Bone marrow infiltration is seen in up to 15% of patients at diagnosis and typically occurs with advanced-stage disease. Bone marrow biopsy is no longer routinely recommended because it does not impact treatment decisions or patient outcomes, in part because of the universal use of chemotherapy and high sensitivity and specificity of positron emission tomography (PET)–computed tomography (CT) for the detection of bone marrow involvement.
Manifestations of Disease
HL involving the anterior mediastinum or paratracheal lymph nodes typically manifests radiographically as widening of the superior mediastinum by a lobulated mass ( Fig. 25.1 ).
Three radiographic patterns of pulmonary parenchymal HL may occur. The most common is single or multiple pulmonary nodules, followed by lobar or segmental consolidation and reticular pattern with bronchovascular bundle and interlobular septal thickening ( Figs. 25.2 and 25.3 ). Consolidation of lung parenchyma remote from the mediastinum is common. Reticular pattern with peribronchovascular and interlobular septal thickening can result from obstruction of lymphatic or venous drainage by enlarged hilar and mediastinal lymph nodes or from intrinsic tumor deposits within interstitial lymphatic pathways. Other findings include disseminated small nodules, cavitating masses, and endobronchial nodules.
Up to 15% of patients who have HL present with bone involvement radiographically. Osseous lesions can be lytic or blastic and are usually better seen on CT.
HL involves the anterior (prevascular) mediastinum or paratracheal regions in 90% to 100% of cases (see Fig. 25.1 ). In approximately 40% of cases the intrathoracic disease is confined to the anterior (prevascular) mediastinum. Enlarged lymph nodes most commonly have homogeneous soft tissue attenuation (see Fig. 25.1 ). In approximately 20% of cases, particularly in patients with large, coalescent masses, the involved lymph nodes or thymus may contain areas of low attenuation representing necrosis, hemorrhage, and cystic degeneration ( Fig. 25.4 ). Histologically, necrotic areas range from minute foci of fibrinoid necrosis to large areas of granular tissue destruction containing necrotic cells. Necrosis is seen most commonly in the nodular sclerosis and mixed-cellularity cell subtypes of HL and is not seen in the lymphocyte-rich subtype. The necrotic or cystic appearance of mediastinal lymphadenopathy in patients with HL does not affect overall survival or length of remission.
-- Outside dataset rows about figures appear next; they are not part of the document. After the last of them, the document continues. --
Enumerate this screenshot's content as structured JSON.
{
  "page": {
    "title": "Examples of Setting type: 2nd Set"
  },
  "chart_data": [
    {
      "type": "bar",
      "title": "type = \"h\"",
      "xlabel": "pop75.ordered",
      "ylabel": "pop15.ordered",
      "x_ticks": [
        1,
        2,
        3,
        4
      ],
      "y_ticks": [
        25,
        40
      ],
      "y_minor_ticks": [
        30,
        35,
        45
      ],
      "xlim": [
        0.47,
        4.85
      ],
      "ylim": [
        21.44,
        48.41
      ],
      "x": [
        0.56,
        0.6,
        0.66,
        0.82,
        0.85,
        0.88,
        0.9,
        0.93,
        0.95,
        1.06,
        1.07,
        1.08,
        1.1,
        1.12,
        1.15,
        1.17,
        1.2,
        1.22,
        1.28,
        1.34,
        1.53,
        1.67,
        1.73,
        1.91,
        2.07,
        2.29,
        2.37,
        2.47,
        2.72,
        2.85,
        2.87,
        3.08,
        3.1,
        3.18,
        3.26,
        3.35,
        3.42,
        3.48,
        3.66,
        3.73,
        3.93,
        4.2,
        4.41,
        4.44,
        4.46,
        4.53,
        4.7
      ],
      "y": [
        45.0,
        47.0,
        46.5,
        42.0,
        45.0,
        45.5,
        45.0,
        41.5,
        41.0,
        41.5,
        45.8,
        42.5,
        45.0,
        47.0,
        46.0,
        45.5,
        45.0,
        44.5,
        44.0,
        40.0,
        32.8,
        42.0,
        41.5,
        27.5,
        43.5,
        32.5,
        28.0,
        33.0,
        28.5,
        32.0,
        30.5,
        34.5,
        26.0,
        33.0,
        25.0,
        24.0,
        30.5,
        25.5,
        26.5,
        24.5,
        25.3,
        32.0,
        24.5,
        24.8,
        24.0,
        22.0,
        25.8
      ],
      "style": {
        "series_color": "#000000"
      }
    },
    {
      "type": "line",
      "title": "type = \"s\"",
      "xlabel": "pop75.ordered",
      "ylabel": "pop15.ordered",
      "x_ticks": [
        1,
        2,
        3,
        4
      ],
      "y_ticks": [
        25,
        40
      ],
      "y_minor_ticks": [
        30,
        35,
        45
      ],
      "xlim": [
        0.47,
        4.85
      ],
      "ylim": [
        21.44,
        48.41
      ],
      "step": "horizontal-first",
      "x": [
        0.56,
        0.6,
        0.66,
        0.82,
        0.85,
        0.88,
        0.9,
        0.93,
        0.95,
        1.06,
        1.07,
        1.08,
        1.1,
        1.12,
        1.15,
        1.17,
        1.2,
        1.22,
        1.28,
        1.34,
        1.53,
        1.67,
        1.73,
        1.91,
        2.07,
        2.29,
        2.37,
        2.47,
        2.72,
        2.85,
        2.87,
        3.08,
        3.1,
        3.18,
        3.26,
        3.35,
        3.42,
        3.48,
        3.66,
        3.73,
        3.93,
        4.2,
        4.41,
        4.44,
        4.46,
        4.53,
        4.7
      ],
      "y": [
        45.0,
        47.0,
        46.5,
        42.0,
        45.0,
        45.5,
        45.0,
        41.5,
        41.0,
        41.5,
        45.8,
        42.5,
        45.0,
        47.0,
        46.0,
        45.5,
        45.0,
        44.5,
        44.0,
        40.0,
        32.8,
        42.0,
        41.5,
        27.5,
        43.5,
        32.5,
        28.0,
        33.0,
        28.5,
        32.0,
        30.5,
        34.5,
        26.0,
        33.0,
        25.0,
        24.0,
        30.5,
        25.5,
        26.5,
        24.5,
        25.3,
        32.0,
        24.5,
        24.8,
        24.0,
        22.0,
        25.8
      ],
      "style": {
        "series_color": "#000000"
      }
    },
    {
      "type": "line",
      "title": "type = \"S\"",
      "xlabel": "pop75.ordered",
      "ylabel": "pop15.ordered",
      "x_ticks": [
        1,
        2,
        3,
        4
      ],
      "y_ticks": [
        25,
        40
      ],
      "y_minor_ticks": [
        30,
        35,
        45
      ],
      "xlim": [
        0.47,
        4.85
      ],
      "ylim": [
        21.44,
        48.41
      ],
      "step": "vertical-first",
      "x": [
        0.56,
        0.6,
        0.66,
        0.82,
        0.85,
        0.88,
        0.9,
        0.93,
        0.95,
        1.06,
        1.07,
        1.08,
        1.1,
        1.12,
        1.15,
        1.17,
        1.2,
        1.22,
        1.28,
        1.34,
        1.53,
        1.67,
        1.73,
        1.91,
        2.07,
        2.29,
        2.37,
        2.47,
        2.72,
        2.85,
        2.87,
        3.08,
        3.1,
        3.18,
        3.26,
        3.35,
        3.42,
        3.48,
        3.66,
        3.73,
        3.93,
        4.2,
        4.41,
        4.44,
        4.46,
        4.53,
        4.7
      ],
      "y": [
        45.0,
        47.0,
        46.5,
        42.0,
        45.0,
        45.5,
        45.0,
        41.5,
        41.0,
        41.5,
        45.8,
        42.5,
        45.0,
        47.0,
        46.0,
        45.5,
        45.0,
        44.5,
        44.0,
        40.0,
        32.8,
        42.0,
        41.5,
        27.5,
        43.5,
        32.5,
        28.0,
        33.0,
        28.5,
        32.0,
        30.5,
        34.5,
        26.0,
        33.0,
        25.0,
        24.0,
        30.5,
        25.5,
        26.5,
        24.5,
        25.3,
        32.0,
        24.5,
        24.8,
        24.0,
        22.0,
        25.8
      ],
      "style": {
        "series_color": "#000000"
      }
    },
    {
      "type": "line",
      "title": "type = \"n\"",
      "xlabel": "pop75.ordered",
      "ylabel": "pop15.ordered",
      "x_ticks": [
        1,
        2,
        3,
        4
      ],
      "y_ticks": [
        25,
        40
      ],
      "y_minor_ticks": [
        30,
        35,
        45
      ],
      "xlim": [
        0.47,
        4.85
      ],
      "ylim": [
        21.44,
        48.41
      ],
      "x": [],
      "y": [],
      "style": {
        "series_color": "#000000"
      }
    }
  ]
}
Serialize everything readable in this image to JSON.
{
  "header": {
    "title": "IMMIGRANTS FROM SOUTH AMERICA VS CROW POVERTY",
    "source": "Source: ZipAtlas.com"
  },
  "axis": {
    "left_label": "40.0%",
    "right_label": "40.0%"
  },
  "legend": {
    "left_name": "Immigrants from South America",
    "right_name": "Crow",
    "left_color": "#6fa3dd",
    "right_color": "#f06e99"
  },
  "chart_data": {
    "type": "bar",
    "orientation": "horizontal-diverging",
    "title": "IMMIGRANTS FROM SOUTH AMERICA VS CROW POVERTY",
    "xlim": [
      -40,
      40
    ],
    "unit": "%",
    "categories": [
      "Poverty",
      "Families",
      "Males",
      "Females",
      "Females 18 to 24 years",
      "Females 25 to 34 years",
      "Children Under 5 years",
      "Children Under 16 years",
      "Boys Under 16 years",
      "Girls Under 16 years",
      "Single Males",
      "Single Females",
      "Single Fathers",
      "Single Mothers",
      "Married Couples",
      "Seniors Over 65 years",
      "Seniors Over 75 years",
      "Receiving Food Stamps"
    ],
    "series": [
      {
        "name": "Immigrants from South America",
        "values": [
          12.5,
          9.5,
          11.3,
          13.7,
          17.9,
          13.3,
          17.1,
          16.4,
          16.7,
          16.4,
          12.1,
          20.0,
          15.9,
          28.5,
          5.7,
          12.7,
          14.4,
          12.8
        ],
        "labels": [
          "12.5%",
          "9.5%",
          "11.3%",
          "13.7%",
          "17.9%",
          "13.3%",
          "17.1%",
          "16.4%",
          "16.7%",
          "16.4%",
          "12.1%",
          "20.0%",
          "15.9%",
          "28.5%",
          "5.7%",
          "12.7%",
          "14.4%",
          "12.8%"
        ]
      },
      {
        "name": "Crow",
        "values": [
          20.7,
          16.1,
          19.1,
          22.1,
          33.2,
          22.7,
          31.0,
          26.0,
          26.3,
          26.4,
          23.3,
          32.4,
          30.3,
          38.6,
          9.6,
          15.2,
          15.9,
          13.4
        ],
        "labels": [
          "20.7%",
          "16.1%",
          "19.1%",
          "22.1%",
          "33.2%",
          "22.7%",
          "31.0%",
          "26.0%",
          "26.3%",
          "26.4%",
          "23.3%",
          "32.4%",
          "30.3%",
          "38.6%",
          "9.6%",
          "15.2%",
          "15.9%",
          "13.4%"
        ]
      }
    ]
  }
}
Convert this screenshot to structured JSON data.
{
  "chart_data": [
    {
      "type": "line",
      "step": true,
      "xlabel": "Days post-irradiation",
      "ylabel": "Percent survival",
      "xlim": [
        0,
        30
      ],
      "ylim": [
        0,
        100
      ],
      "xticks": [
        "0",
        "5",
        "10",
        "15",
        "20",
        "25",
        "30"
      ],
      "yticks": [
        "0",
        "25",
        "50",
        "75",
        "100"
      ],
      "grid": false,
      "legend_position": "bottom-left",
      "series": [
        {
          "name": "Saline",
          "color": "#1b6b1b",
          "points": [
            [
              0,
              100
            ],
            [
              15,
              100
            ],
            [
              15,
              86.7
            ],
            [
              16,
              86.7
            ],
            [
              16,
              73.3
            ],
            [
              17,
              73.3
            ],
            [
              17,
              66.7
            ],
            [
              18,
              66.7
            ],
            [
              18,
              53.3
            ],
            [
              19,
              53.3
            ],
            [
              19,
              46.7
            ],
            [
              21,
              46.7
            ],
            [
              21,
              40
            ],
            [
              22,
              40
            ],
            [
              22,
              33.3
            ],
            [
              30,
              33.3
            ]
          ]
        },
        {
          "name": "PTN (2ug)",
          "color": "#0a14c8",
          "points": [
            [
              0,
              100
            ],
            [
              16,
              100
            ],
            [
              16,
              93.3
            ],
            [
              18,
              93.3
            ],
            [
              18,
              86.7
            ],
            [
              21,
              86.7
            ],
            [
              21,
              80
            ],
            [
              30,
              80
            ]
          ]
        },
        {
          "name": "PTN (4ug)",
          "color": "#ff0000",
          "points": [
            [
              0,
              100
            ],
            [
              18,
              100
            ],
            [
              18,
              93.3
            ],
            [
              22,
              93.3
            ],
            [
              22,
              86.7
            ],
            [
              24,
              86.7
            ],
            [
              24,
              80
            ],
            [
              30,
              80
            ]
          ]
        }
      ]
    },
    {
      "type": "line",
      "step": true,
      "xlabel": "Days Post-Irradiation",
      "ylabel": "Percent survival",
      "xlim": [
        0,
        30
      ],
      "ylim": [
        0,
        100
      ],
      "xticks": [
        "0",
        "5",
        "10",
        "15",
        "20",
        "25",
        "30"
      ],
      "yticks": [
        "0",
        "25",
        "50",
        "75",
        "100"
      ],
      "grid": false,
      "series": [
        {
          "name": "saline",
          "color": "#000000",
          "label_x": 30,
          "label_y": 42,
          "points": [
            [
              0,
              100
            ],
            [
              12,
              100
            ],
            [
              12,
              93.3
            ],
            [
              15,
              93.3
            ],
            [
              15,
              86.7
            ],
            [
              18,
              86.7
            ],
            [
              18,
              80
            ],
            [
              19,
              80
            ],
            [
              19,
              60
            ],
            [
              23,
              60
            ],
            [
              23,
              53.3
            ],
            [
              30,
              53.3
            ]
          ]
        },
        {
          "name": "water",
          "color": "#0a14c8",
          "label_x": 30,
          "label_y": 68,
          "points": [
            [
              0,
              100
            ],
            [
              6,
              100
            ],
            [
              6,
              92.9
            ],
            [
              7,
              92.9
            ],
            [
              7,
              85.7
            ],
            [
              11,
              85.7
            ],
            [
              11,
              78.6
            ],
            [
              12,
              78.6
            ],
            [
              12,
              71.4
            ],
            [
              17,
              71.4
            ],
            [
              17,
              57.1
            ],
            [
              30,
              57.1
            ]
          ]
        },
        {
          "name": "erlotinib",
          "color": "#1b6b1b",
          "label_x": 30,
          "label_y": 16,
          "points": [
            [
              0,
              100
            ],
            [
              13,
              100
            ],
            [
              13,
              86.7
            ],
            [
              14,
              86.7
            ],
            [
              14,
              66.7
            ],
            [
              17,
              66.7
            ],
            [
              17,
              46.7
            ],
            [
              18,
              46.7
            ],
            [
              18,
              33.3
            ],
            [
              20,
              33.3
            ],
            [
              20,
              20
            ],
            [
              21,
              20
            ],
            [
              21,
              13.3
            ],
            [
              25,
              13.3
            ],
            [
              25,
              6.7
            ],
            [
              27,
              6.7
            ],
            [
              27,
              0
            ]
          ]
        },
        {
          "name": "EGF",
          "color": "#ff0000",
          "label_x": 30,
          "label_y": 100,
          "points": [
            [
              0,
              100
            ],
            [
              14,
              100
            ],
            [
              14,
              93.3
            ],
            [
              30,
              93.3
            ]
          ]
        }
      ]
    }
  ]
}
HL also frequently involves the thymus and may result in diffuse thymic enlargement. Thymic involvement may be difficult to distinguish from anterior mediastinal lymph node involvement.
Dystrophic calcification may develop in involved lymph nodes after mediastinal radiation ( Fig. 25.5 ; see also Fig. 25.1 ). Although some investigators consider the complication to be unrelated to the degree of radiation, others link it with relatively high doses. The time interval between irradiation and the appearance of calcification ranges from 1 to 9 years.
HL may extend beyond affected lymph nodes into mediastinal interstitial tissue and invade the esophagus, superior vena cava, and pericardium ( Fig. 25.6 ). Corresponding imaging manifestations, such as pericardial effusion, may be seen. In contrast to lung cancer, HL rarely invades the phrenic nerve. Involvement of the anterior mediastinal and internal mammary nodes ( Figs. 25.7 ) may be associated with invasion of the sternum or the parasternal tissues ( Fig. 25.8 ).